Makam
Tengku Peukan yang berada di Pusat Kota Blangpidie, tepatnya di depan Mesjid
Jamid Blangpidie. Ini merupakan bukti sejarah perlawanan terhadap bangsa asing
di Bumo Breuh Sigupai. Serangan pada 11 September 1926 yang membuat Tengku
Peukan syahid, menjadi saksi dan jejak sejarah keheroikan para pejuang dalam
menghadapi eksploitasi dan kolonialisasi Belanda. Letnan H. Colijn seorang
controleur di Tapaktuan pada 3 juni 1899 mengumumkan kenegerian Tapaktuan dan
Pantai Barat Daya (sekarang Kabupaten Abdya) sebagai wilayah kekuasaannya.
Pernyataan
yang disampaikan itu membuktikan keinginan bangsa asing untuk menguasi Abdya
terus berlanjut usai Portugis menguasai Lama Tuha hingga teluk Surin dan
Amerika membumi hanguskan kerajaan Kuala Batu di Lama Muda karena keinginan
menguasai perdagangan di ujung pulau Sumatera. Kabupaten Abdya dengan kekayaan
alamnya secara geografis berada antara 03º 05’-3º 80’ Lintang Utara (LU) dan
(96º.02’-97º.23.03º Bujur Timur (BT).
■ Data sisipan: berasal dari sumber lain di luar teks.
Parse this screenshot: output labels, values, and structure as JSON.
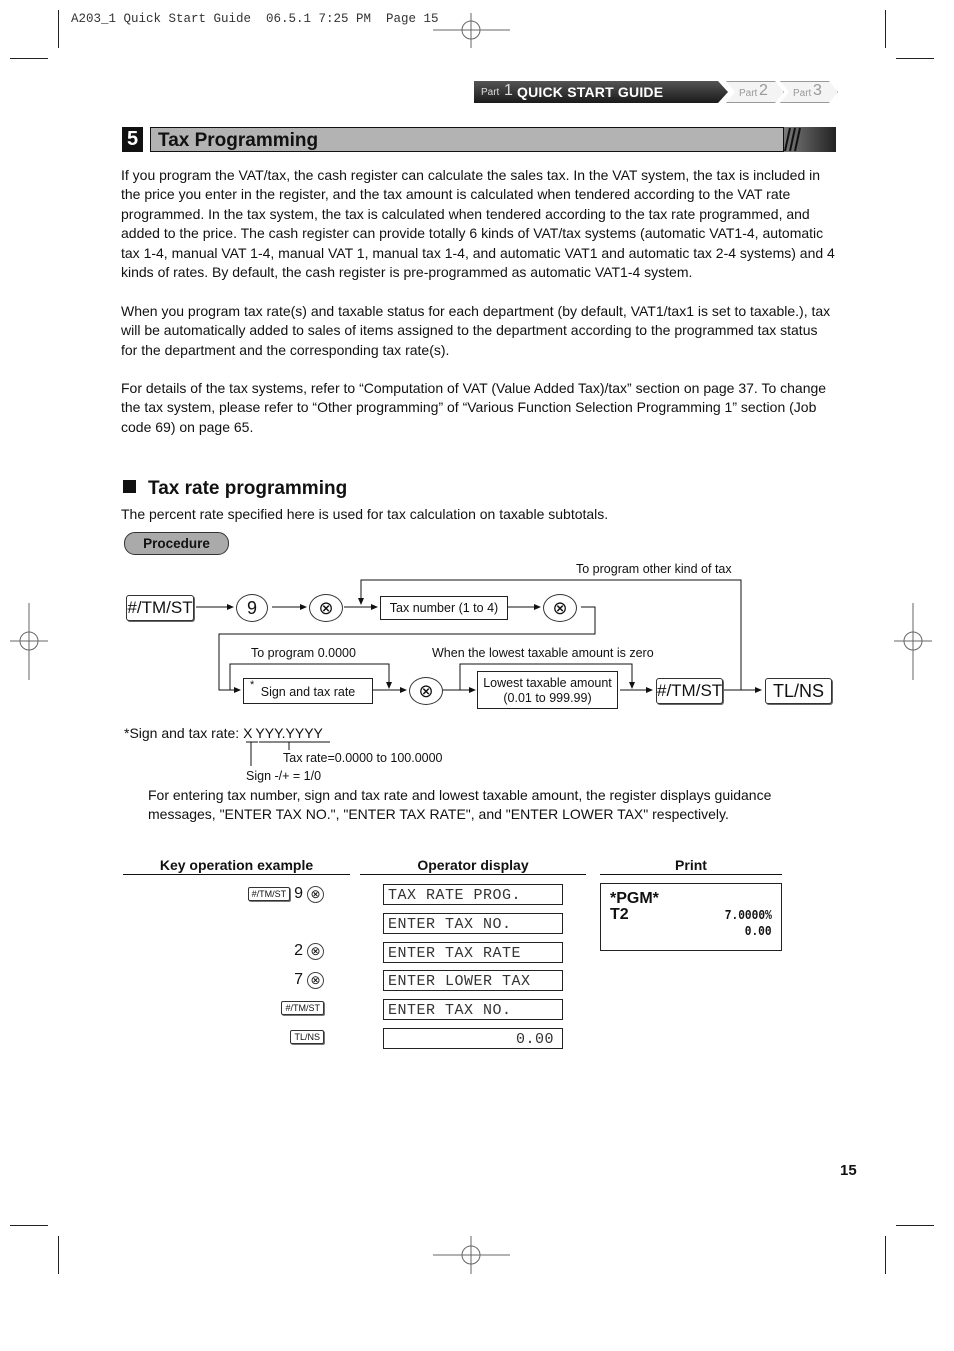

Secara garis besar, wilayahnya berada di
belahan utara garis khatulistiwa sehingga beriklim tropik.
Dengan
kondisi tersebut, sejumlah komoditi palawija seperti Lada, pala, cengkeh tumbuh
subur dan berlimpah ruah di Bumo Breuh Segupai. Kekayaan alam ini membuat nenek
monyang Abdya saat itu sudah melakukan perdagangan dengan nelayan negara asing. Namun sebahagian dari mareka bukan saja ingin membeli hasil alam. Tetapi ingin
menguasai daerah yang membuat pejuang saat itu marah dan melakukan perlawanan
seperti yang dilakukan oleh Tengku Peukan pada tahun 1926, Tengku Sabi dan
Tengku Ben Makmud sebelumnya.
“Ketiga
pejuang ini syahid, dalam memperjuangkan Bumo Brueh Sugupai dari tangan
penjajahan Belanda, seperti Tengku Ben Makmud dibuang ke Ternate setelah ditangkap
Belanda. Tengku Sabi diarak keliling kota Blangpidie hingga syahid dan Tengku Peukan
tertembus peluru saat mengumandangkan azan usai menyerang tangsi Belanda di
kota Blangpidie,” urai Nasrun Yunan salah seorang pemerhati sejarah Abdya
kepada Rakyat Aceh.
Perlawanan
rakyat terhadap Belanda yang melakukan invansi ke Pantai Barat Abdya sebelumnya
juga dilakukan oleh Teuku Ben Makmud yang pada tahun 1885 mulai memerintah di
Kerajaan Blangpidie. Kekuasaan itu diterima setelah raja sebelumnya Teuku Raja
Cut meninggal dunia pada tahun 1884.
Perjuangan
Teuku Ben Mahmud ditandai dengan penyerangan bivak Belanda pada tahun 1901 dan
kemudian dilanjutkan pada tahun 1905 dengan 200 pasukannya yang menggunakan
senjata api dan kelewang. Hingga akhirnya ditangkap dan diinternir oleh Belanda
ke Maluku. Setelah Teuku Bin Mahmud diasingkan, perjuangan rakyat Abdya tidak kunjung
padam. Tanpa diduga-duga kembali terjadi perlawanan dari Manggeng yakni Tengku
Peukan.
Tengku
Peukan tergolong seorang ulama yang kharismatik dan berpengaruh di Manggeng dan
sekitarnya saat itu. Lahir dari pasangan Tengku Padang Ganting dan Siti Zalekha
pada tahun 1886 di Desa Alue Paku Kecamatan Sawang Aceh Selatan merupakan
seorang ulama yang berpengaruh di daerah tersebut. Sebagai seorang ulama dan
tokoh masyarakat yang berpengaruh, Tengku Peukan semakin berbahaya di mata
Belanda. Dakwahnya dianggap memancing perlawanan sehingga sering dimata-matai
oleh kaki tangan Belanda.
Hingga
akhirnya Belanda mencurigai aktifitas dakwah Tengku Peukan dengan melakukan
pemboikotan. Akibatnya, Tengku Peukan marah dan tersinggung.Belanda tidak
berhenti disitu, mareka terus mencari kesalahan dengan berbagai strategi. Salah
satunya adalah memerintahkan kaki tangannya menagih uang blesting atau pajak
tanah yang sudah tiga tahun dibebaskan oleh ulebalang Manggeng.
Desakan
agar pajak tersebut dilunasi dalam waktu singkat tidak diindahkan. Tengku
Peukan tetap bersikeras tidak membayar dan tidak akan tunduk kepada Belanda.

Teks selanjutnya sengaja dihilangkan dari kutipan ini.